Sans sécurisation des échanges par visioconférence, les entreprises n’ont aucun recours

Face à des actes d’espionnage économique, le premier réflexe que l’on peut avoir est de penser que l’entreprise peut entamer des poursuites et obtenir gain de cause. C’est malheureusement inexact et rarement simple.

En premier lieu, la loi française ne sanctionne pas l’espionnage en soi, mais bien les moyens illégaux déployés pour espionner, comme par exemple le vol (de données notamment ou de documents), la concurrence déloyale, l’abus de confiance ou l’atteinte au secret des affaires.

Cependant pour prouver l’existence d’une atteinte au secret des affaires encore faut-il avoir réuni trois conditions qui correspondent à la définition dudit secret des affaires selon le code de commerce, à savoir que l’information ne soit pas “en elle-même ou dans la configuration et l'assemblage exacts de ses éléments, généralement connue ou aisément accessible pour les personnes familières de ce type d'informations en raison de leur secteur d'activité”, qu’elle “revêt une valeur commerciale, effective ou potentielle, du fait de son caractère secret”, et en troisième condition “fait l'objet de la part de son détenteur légitime de mesures de protection raisonnables, compte tenu des circonstances, pour en conserver le caractère secret”.

En raison de ce dernier critère, une entreprise qui ne déploie pas de mesures de protection suffisantes en amont de toute tentative de violation de ses secrets d'affaires, par exemple en choisissant un outil de messagerie ou de visioconférence inadapté et peu sécurisé, s’expose à la double peine : se voir dérober ses secrets de fabrication, et subir l’absence de recours légaux, car juridiquement ces “secrets” n’en sont pas pour le juge.

Notre utilisation du digital dans le cadre professionnel nous exhorte donc à choisir nos canaux de communication avec précaution. Les solutions de visioconférences les plus répandues ont déjà montré leurs failles : lorsqu’elles sont chiffrées, elles ne le sont pas toujours de bout en bout (les données restent visibles des opérateurs lorsqu’elles transitent par leurs serveurs), les cas de “bombing” de réunions en visioconférence ont été légion, et enfin, ces solutions sont majoritairement américaines et chinoises.

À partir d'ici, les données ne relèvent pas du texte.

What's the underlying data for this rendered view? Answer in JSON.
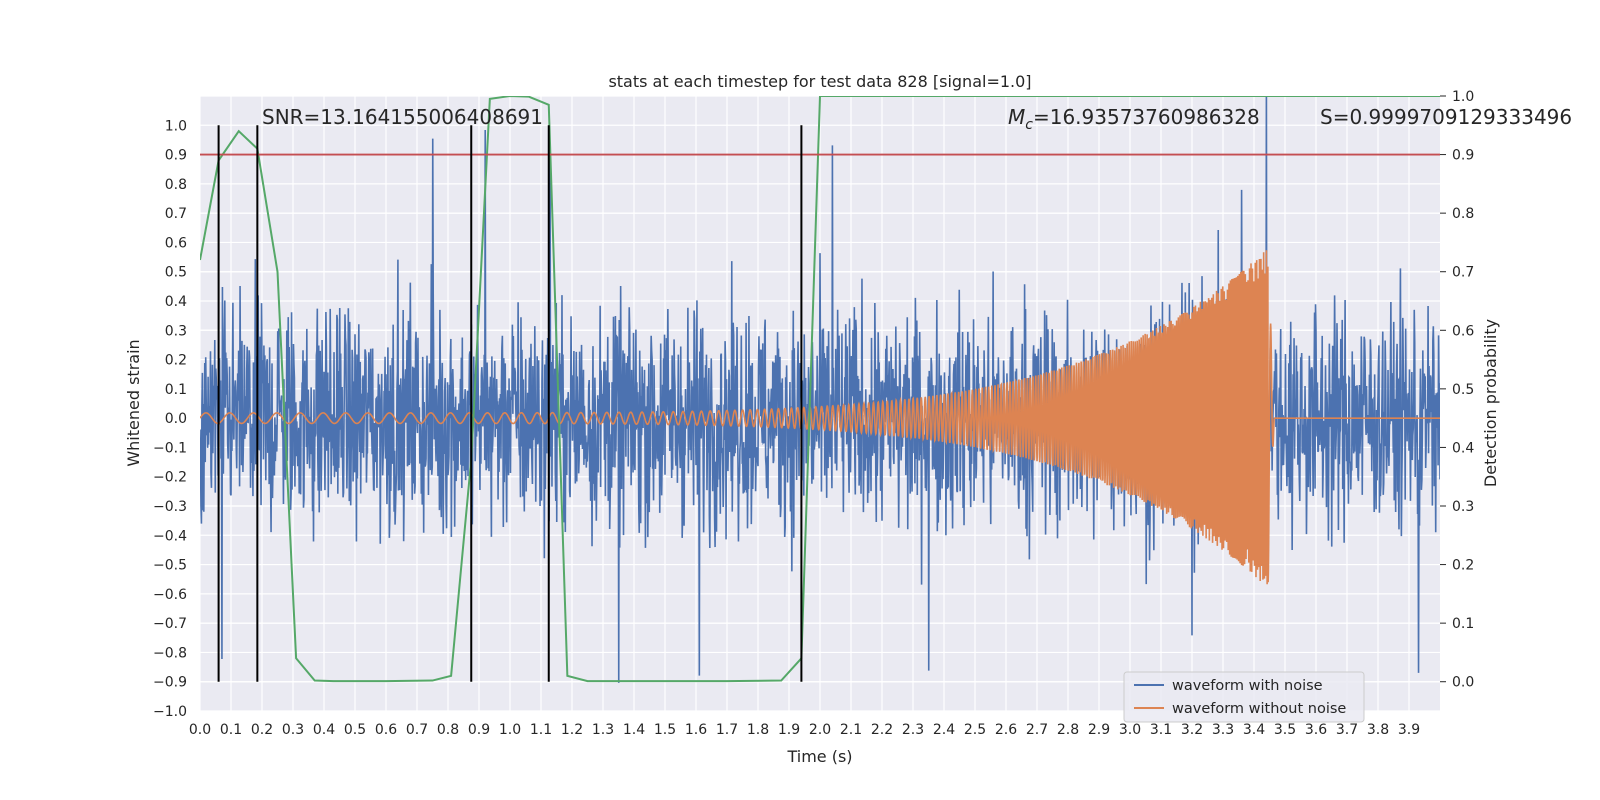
{
  "chart_data": {
    "type": "line",
    "title": "stats at each timestep for test data 828 [signal=1.0]",
    "xlabel": "Time (s)",
    "ylabel": "Whitened strain",
    "y2label": "Detection probability",
    "xlim": [
      0.0,
      4.0
    ],
    "ylim": [
      -1.0,
      1.1
    ],
    "y2lim": [
      -0.05,
      1.0
    ],
    "x_ticks": [
      0.0,
      0.1,
      0.2,
      0.3,
      0.4,
      0.5,
      0.6,
      0.7,
      0.8,
      0.9,
      1.0,
      1.1,
      1.2,
      1.3,
      1.4,
      1.5,
      1.6,
      1.7,
      1.8,
      1.9,
      2.0,
      2.1,
      2.2,
      2.3,
      2.4,
      2.5,
      2.6,
      2.7,
      2.8,
      2.9,
      3.0,
      3.1,
      3.2,
      3.3,
      3.4,
      3.5,
      3.6,
      3.7,
      3.8,
      3.9
    ],
    "y_ticks": [
      -1.0,
      -0.9,
      -0.8,
      -0.7,
      -0.6,
      -0.5,
      -0.4,
      -0.3,
      -0.2,
      -0.1,
      0.0,
      0.1,
      0.2,
      0.3,
      0.4,
      0.5,
      0.6,
      0.7,
      0.8,
      0.9,
      1.0
    ],
    "y2_ticks": [
      0.0,
      0.1,
      0.2,
      0.3,
      0.4,
      0.5,
      0.6,
      0.7,
      0.8,
      0.9,
      1.0
    ],
    "grid": true,
    "legend_position": "lower-right",
    "annotations": {
      "snr": "SNR=13.164155006408691",
      "mc_symbol": "M",
      "mc_subscript": "c",
      "mc_value": "=16.93573760986328",
      "s": "S=0.9999709129333496"
    },
    "threshold_line": {
      "axis": "right",
      "value": 0.9,
      "color": "#c44e52"
    },
    "vertical_markers_x": [
      0.06,
      0.185,
      0.875,
      1.125,
      1.94
    ],
    "vertical_markers_yrange": [
      -0.9,
      1.0
    ],
    "series": [
      {
        "name": "waveform with noise",
        "axis": "left",
        "color": "#4c72b0",
        "description_only": false,
        "noise_envelope": {
          "x": [
            0.0,
            4.0
          ],
          "typical_amplitude": 0.35,
          "peak_amplitude": 1.0
        },
        "notable_peaks": [
          {
            "x": 0.75,
            "y": 0.95
          },
          {
            "x": 0.92,
            "y": 0.98
          },
          {
            "x": 1.13,
            "y": 0.93
          },
          {
            "x": 2.04,
            "y": 0.92
          },
          {
            "x": 3.36,
            "y": 0.93
          },
          {
            "x": 3.44,
            "y": 1.0
          },
          {
            "x": 1.35,
            "y": -0.91
          },
          {
            "x": 3.2,
            "y": -0.85
          },
          {
            "x": 3.93,
            "y": -0.87
          },
          {
            "x": 0.07,
            "y": -0.82
          },
          {
            "x": 2.35,
            "y": -0.88
          },
          {
            "x": 1.61,
            "y": -0.88
          }
        ]
      },
      {
        "name": "waveform without noise",
        "axis": "left",
        "color": "#dd8452",
        "chirp": {
          "x_start": 0.0,
          "x_merger": 3.445,
          "x_end": 4.0,
          "amp_start": 0.018,
          "amp_merger": 0.58,
          "freq_start_hz": 13.0,
          "freq_merger_hz": 60.0
        }
      },
      {
        "name": "",
        "axis": "right",
        "color": "#55a868",
        "x": [
          0.0,
          0.06,
          0.125,
          0.185,
          0.25,
          0.31,
          0.37,
          0.43,
          0.5,
          0.6,
          0.75,
          0.81,
          0.875,
          0.935,
          1.0,
          1.06,
          1.125,
          1.185,
          1.25,
          1.31,
          1.4,
          1.5,
          1.6,
          1.7,
          1.875,
          1.94,
          2.0,
          2.06,
          2.5,
          3.0,
          3.5,
          4.0
        ],
        "y": [
          0.72,
          0.89,
          0.94,
          0.91,
          0.7,
          0.04,
          0.002,
          0.001,
          0.001,
          0.001,
          0.002,
          0.01,
          0.38,
          0.995,
          1.0,
          0.999,
          0.985,
          0.01,
          0.001,
          0.001,
          0.001,
          0.001,
          0.001,
          0.001,
          0.002,
          0.04,
          1.0,
          1.0,
          1.0,
          1.0,
          1.0,
          1.0
        ]
      }
    ]
  }
}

Or, en vertu des dispositions extraterritoriales de ces pays, les données sensibles des entreprises françaises peuvent être saisies par des gouvernements qui imposent à leurs champions de servir l'intérêt national en leur livrant des informations sur le camp adverse pour remporter la guerre économique en cours. C’est notamment le cas de la loi sur le renseignement national de la Chine, qui impose à ses multinationales la collaboration avec les services de renseignements pour étendre leur champ d’action à l’étranger.

L’abrogation du Privacy Shield, régissant jusqu’en juillet 2020 les échanges de données hors UE, et les recommandations de la CNIL appelant à revoir l’utilisation d’outils collaboratifs états-uniens et d’identifier des alternatives pour éliminer le risque d’un accès illégal par les autorités américaines aux données, vont aussi dans le sens de la protection des données via la souveraineté numérique. 

Enfin, c’est aujourd’hui le Royaume-Uni qui, affranchi de ses engagements envers l’UE, envisage de s’écarter du RGPD : sécuriser nos échanges avec nos collègues et clients d’outre-Manche devient par conséquent crucial.

Le choix de nous protéger efficacement nous revient

L’espionnage économique équivaut à un manque à gagner évalué à plusieurs milliards d’euros par an et nuit à la créativité et à la richesse du tissu entrepreneurial français. Dans le pire des scénarios, il permet le détournement de savoir-faire français et européen à des fins malveillantes par des gouvernements hostiles aux démocraties européennes.

Dans un cyber-engrenage qui nous dépasse, il demeure de notre responsabilité en tant que professionnels de nous interroger, de nous documenter, d’accorder notre confiance à des outils qui s’engagent concrètement à ne pas tirer profit des données des entreprises dans lesquelles nous nous investissons chaque jour, mais qui garantissent au contraire de les protéger.